COVID-19: Spahn gegen Gesetz zur Regelung der Triage

Berlin – Bundesgesundheitsminister Jens Spahn (CDU) sieht trotz der Corona-Pandemie offenbar keine Notwendigkeit, per Gesetz zu regeln, welcher Patient im Fall von unzureichenden Behandlungskapazitäten zuerst medizinisch versorgt werden soll.
„Gesetzgeberischer Handlungsbedarf zu diesen medizinischen Fragen besteht nicht“, heißt es in einer Antwort des Bundesministeriums für Gesundheit (BMG) auf eine parlamentarische Anfrage der Grünen, über die das RedaktionsNetzwerk Deutschland (RND) berichtet.

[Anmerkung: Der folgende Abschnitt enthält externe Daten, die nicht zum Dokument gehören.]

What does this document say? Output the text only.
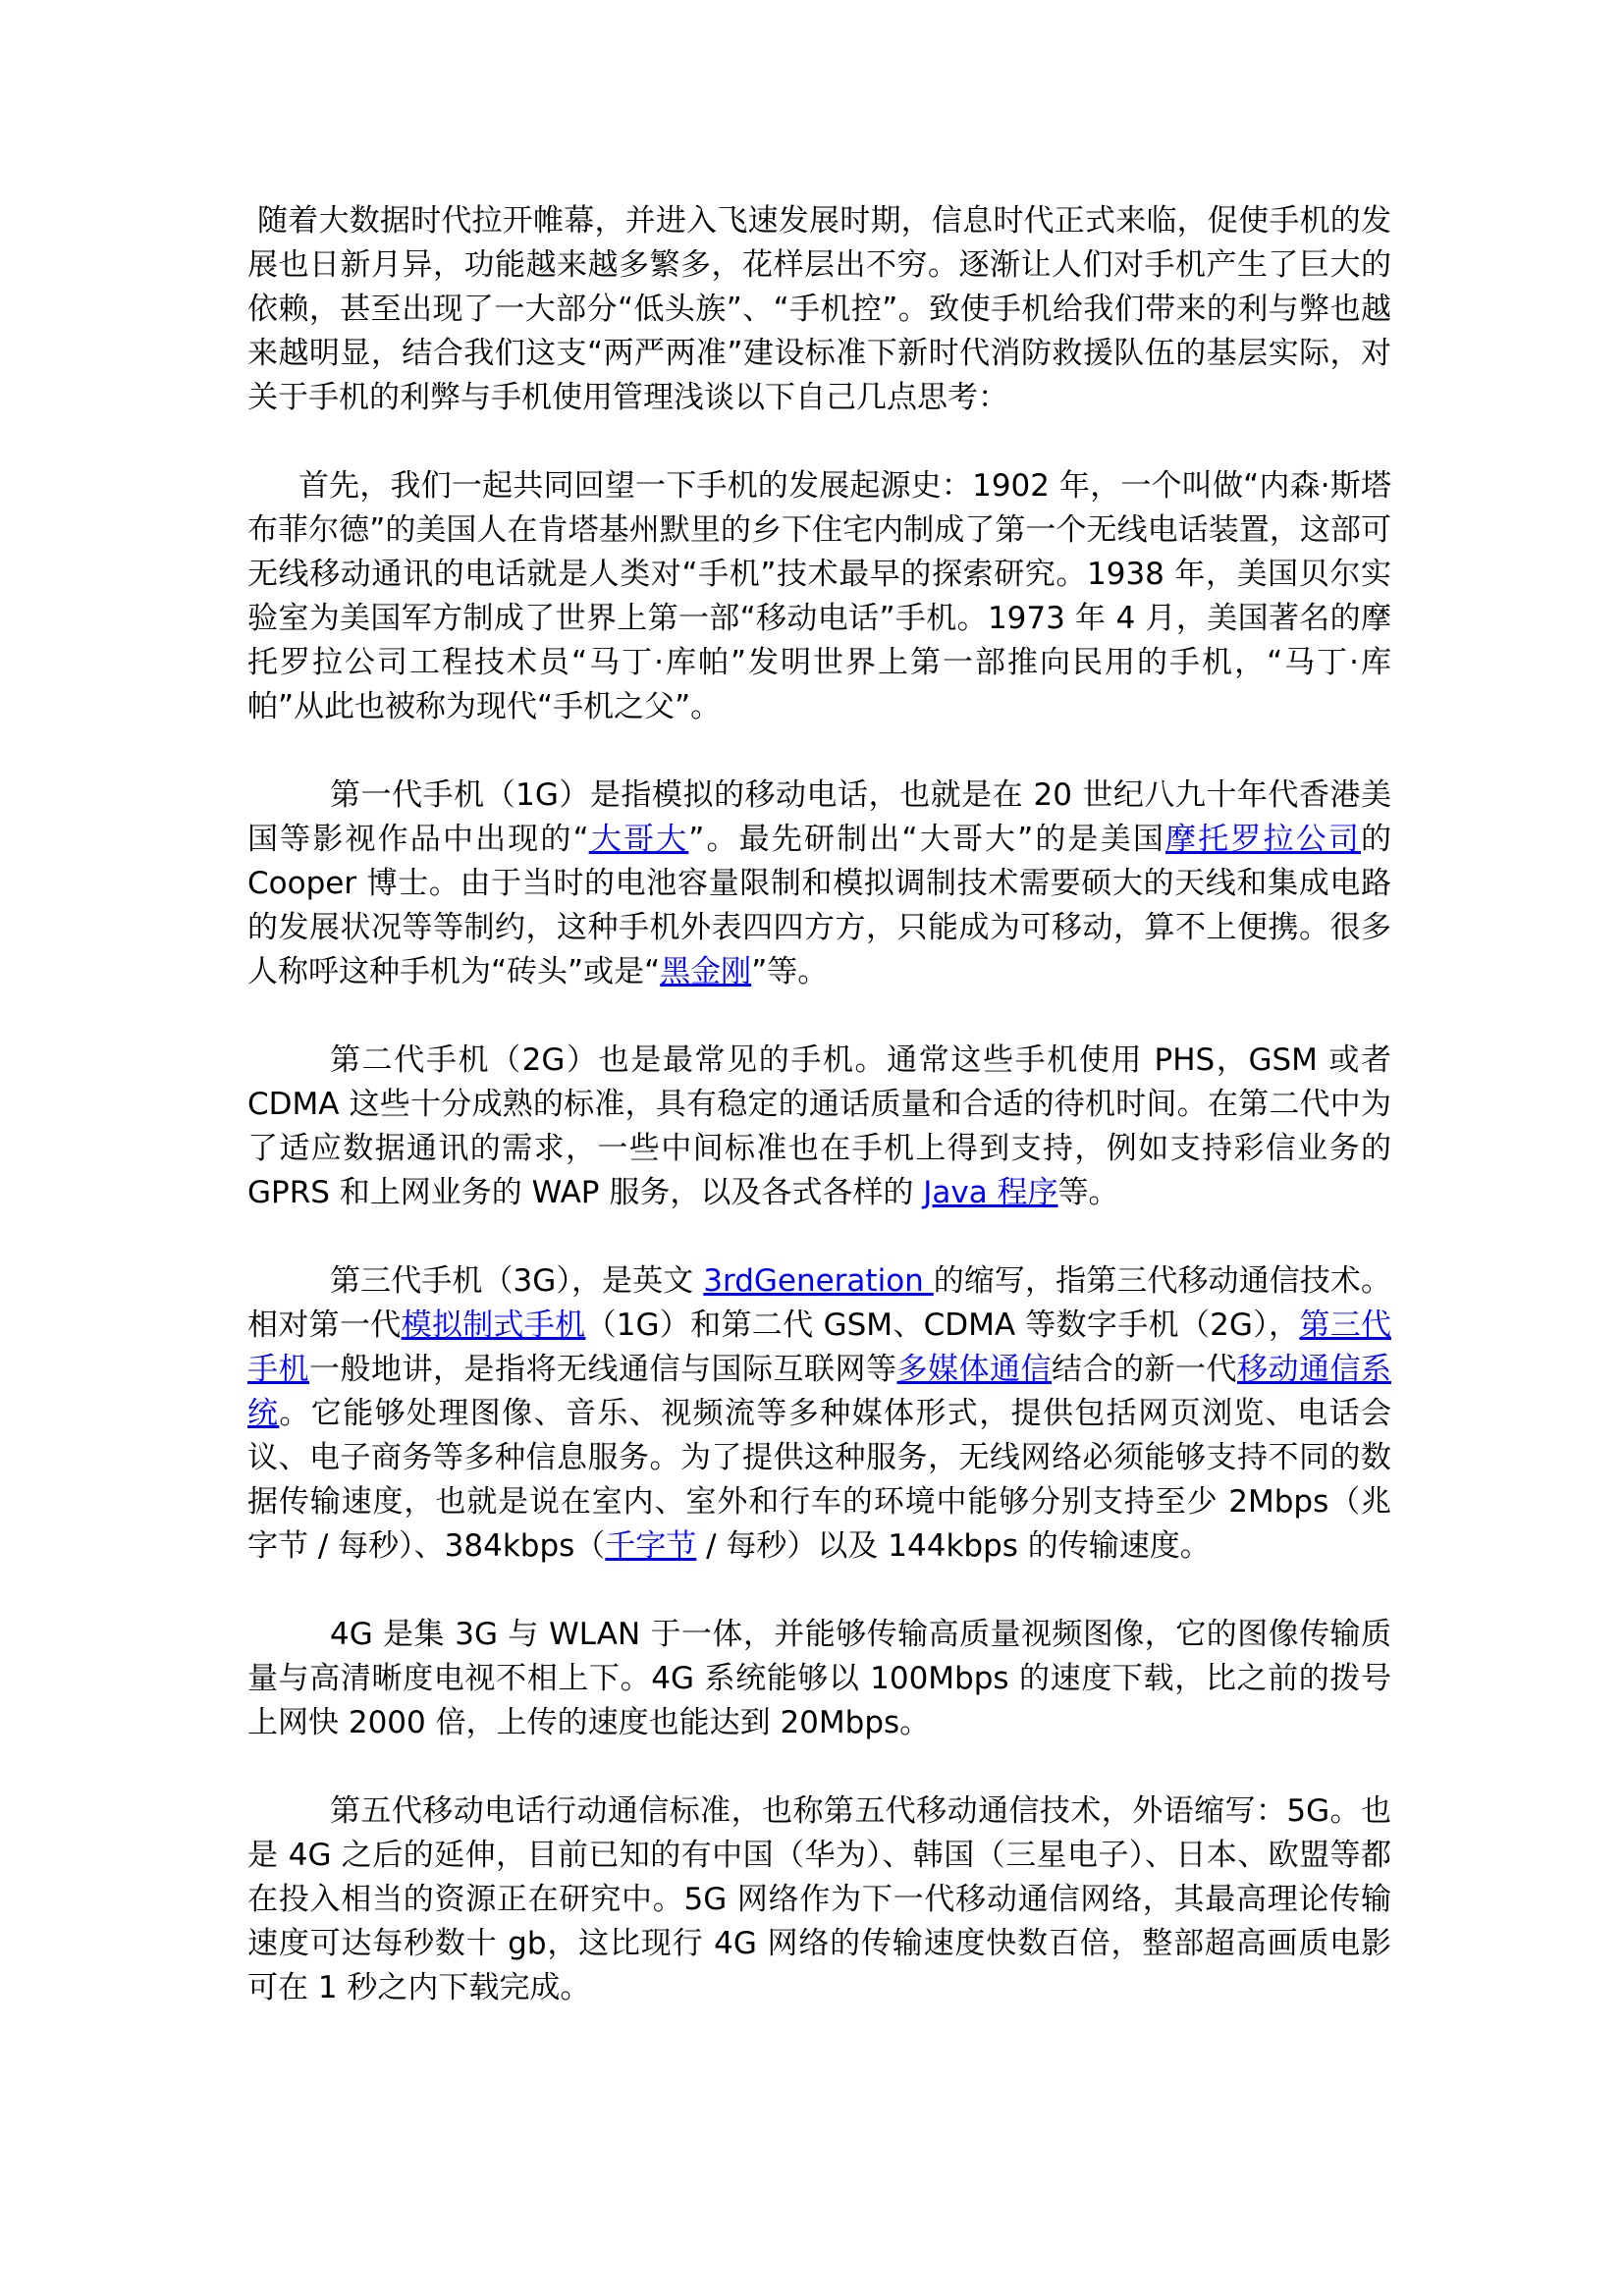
随着大数据时代拉开帷幕，并进入飞速发展时期，信息时代正式来临，促使手机的发展也日新月异，功能越来越多繁多，花样层出不穷。逐渐让人们对手机产生了巨大的依赖，甚至出现了一大部分“低头族”、“手机控”。致使手机给我们带来的利与弊也越来越明显，结合我们这支“两严两准”建设标准下新时代消防救援队伍的基层实际，对关于手机的利弊与手机使用管理浅谈以下自己几点思考：

首先，我们一起共同回望一下手机的发展起源史：1902 年，一个叫做“内森·斯塔布菲尔德”的美国人在肯塔基州默里的乡下住宅内制成了第一个无线电话装置，这部可无线移动通讯的电话就是人类对“手机”技术最早的探索研究。1938 年，美国贝尔实验室为美国军方制成了世界上第一部“移动电话”手机。1973 年 4 月，美国著名的摩托罗拉公司工程技术员“马丁·库帕”发明世界上第一部推向民用的手机，“马丁·库帕”从此也被称为现代“手机之父”。

第一代手机（1G）是指模拟的移动电话，也就是在 20 世纪八九十年代香港美国等影视作品中出现的“大哥大”。最先研制出“大哥大”的是美国摩托罗拉公司的 Cooper 博士。由于当时的电池容量限制和模拟调制技术需要硕大的天线和集成电路的发展状况等等制约，这种手机外表四四方方，只能成为可移动，算不上便携。很多人称呼这种手机为“砖头”或是“黑金刚”等。

第二代手机（2G）也是最常见的手机。通常这些手机使用 PHS，GSM 或者 CDMA 这些十分成熟的标准，具有稳定的通话质量和合适的待机时间。在第二代中为了适应数据通讯的需求，一些中间标准也在手机上得到支持，例如支持彩信业务的 GPRS 和上网业务的 WAP 服务，以及各式各样的 Java 程序等。

第三代手机（3G），是英文 3rdGeneration 的缩写，指第三代移动通信技术。相对第一代模拟制式手机（1G）和第二代 GSM、CDMA 等数字手机（2G），第三代手机一般地讲，是指将无线通信与国际互联网等多媒体通信结合的新一代移动通信系统。它能够处理图像、音乐、视频流等多种媒体形式，提供包括网页浏览、电话会议、电子商务等多种信息服务。为了提供这种服务，无线网络必须能够支持不同的数据传输速度，也就是说在室内、室外和行车的环境中能够分别支持至少 2Mbps（兆字节 / 每秒）、384kbps（千字节 / 每秒）以及 144kbps 的传输速度。

4G 是集 3G 与 WLAN 于一体，并能够传输高质量视频图像，它的图像传输质量与高清晰度电视不相上下。4G 系统能够以 100Mbps 的速度下载，比之前的拨号上网快 2000 倍，上传的速度也能达到 20Mbps。

第五代移动电话行动通信标准，也称第五代移动通信技术，外语缩写：5G。也是 4G 之后的延伸，目前已知的有中国（华为）、韩国（三星电子）、日本、欧盟等都在投入相当的资源正在研究中。5G 网络作为下一代移动通信网络，其最高理论传输速度可达每秒数十 gb，这比现行 4G 网络的传输速度快数百倍，整部超高画质电影可在 1 秒之内下载完成。
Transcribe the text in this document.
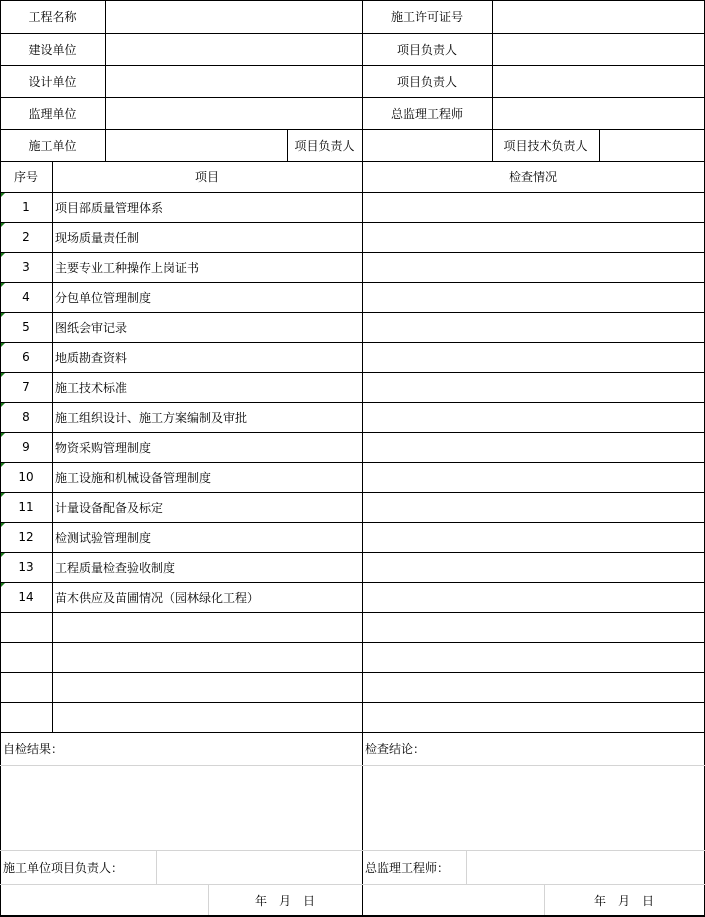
工程名称	施工许可证号
建设单位	项目负责人
设计单位	项目负责人
监理单位	总监理工程师
施工单位	项目负责人	项目技术负责人
序号	项目	检查情况
1	项目部质量管理体系
2	现场质量责任制
3	主要专业工种操作上岗证书
4	分包单位管理制度
5	图纸会审记录
6	地质勘查资料
7	施工技术标准
8	施工组织设计、施工方案编制及审批
9	物资采购管理制度
10	施工设施和机械设备管理制度
11	计量设备配备及标定
12	检测试验管理制度
13	工程质量检查验收制度
14	苗木供应及苗圃情况（园林绿化工程）
自检结果：	检查结论：
施工单位项目负责人：	总监理工程师：
年　月　日	年　月　日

In seiner Antwort verweist das Ministerium demnach lediglich auf die gemeinsame Empfehlung mehrerer ärztlicher Fachgesellschaften und eine Stellungnahme des Deutschen Ethikrates. Die Grünen kritisieren die Antwort.
„Wenn sich Ärztinnen und Ärzte bei Triage-Entscheidungen an die Empfehlungen der Fachgesellschaften und des Ethikrats hielten, hätten viele behinderte Menschen so gut wie keine Chance auf eine lebenserhaltende Behandlung“, sagte die Grünen-Sprecherin für Behindertenpolitik, Corinna Rüffer.
Patienten würden demnach unter anderem auf einer „Gebrechlichkeits-Skala“ einsortiert. „Viele behinderte Menschen landen da weit hinten, und zwar ganz unabhängig davon, ob sie mithilfe einer Intensivbehandlung wieder gesund werden könnten“, beklagte die Politikerin.
„Anstatt dafür zu sorgen, dass auch behinderte Menschen eine gleichberechtigte Chance auf Zugang zur lebensrettenden Therapie bekommen, leistet die Bundesregierung verfassungswidrigen Empfehlungen Vorschub“, kritisierte Rüffer. „Das ist auch aus Sicht von Ärztinnen und Ärzten untragbar, die im Fall einer strafrechtlichen Ahndung auf die Nachsicht der Gerichte hoffen sollen.“
Rüffer forderte den Bundestag auf, aktiv zu werden. „Jetzt steht das Parlament in der Pflicht, gesetzliche Regelungen zu schaffen, die einer verfassungsrechtlichen Überprüfung standhalten."
Die Deutsche Stiftung Patientenschutz weist darauf hin, dass nur das Parlament die demokratische Legitimation habe, ethische Regeln über die Verteilung von Lebenschancen festzulegen. „Es ist offenkundig, dass es Regelungsbedarf bei der Triage-Diskussion gibt“, erklärte Vorstand Eugen Brysch.
Die Richtlinien des Deutschen Ethikrats und der medizinischen Fachgesellschaften widersprächen sich in einem „entscheidenden“ Punkt: „Die Fachgesellschaften schreiben den Ärzten das Recht zu, bei einem Intensivpatienten die Therapie einzustellen, um einen anderen Patienten mit höherer Erfolgsaussicht zu versorgen. Ein solches Vorgehen hält der Ethikrat für rechtswidrig.“ Deshalb müsse der Bundestag jetzt klären, ob das Kriterium Erfolgsaussicht oder Dringlichkeit Vorrang haben solle.